Firefox uses libICE (X Inter-Client Exchange) to register with the KDE session manager (ksmserver). This is the legacy X11 session management protocol that allows a session manager to save and restore application state across logins. When Firefox connects to ksmserver, ICElib authenticates using MIT-MAGIC-COOKIE-1 tokens stored in ~/.ICEauthority. To look up the right token, it calls getaddrinfo("archbox") — the short hostname from gethostname(). It does this twice: once for the ICE protocol layer, once for the XSMP sub-protocol.
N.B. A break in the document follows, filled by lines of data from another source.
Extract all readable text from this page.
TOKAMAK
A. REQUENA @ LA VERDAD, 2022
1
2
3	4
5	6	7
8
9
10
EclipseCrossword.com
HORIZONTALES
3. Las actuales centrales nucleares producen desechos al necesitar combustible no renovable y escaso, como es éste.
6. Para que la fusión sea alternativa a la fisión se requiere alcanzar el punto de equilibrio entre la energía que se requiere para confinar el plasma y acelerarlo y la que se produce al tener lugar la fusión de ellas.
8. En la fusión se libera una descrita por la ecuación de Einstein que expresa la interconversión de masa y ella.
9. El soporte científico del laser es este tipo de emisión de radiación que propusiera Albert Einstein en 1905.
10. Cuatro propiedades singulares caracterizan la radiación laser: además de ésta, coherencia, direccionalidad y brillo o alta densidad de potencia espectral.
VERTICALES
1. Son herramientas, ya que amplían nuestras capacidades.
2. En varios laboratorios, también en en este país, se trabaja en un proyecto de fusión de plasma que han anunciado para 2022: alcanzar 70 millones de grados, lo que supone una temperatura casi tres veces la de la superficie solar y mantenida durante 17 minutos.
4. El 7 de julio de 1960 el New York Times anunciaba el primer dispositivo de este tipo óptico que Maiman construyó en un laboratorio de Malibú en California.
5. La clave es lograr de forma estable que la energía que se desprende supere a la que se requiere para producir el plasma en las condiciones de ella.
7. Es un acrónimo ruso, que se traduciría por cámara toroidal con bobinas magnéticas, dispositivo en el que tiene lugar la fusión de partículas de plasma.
Why was the lookup so slow?

My machine’s short hostname is archbox, and its FQDN is archbox.home.lab. The /etc/hosts file already had:

127.0.0.1 archbox.home.lab

But not the bare archbox. When systemd-resolved was asked to resolve archbox, it had no local match and fell back to LLMNR (Link-Local Multicast Name Resolution), broadcasting queries on the local network and waiting for a response that never came — retrying several times before finally giving up with NXDOMAIN.

Finally, the fix

One line in /etc/hosts:

127.0.0.1 archbox

systemd-resolved checks /etc/hosts before attempting network queries. With that entry in place, it returns immediately and Firefox starts in under a second.

This investigation was done with help from Claude. I went in skeptical that an AI would be genuinely useful for this kind of low-level systems debugging — the sort of work that requires iterating on hunches, reading raw strace output, and knowing which tool to reach for next. It turned out to be a good surprise. It didn’t just suggest things to try; it reasoned through the evidence with me and caught things I would have taken longer to notice on my own.

Fortunately the solution was simple, but I just wish this was easier to debug to be honest.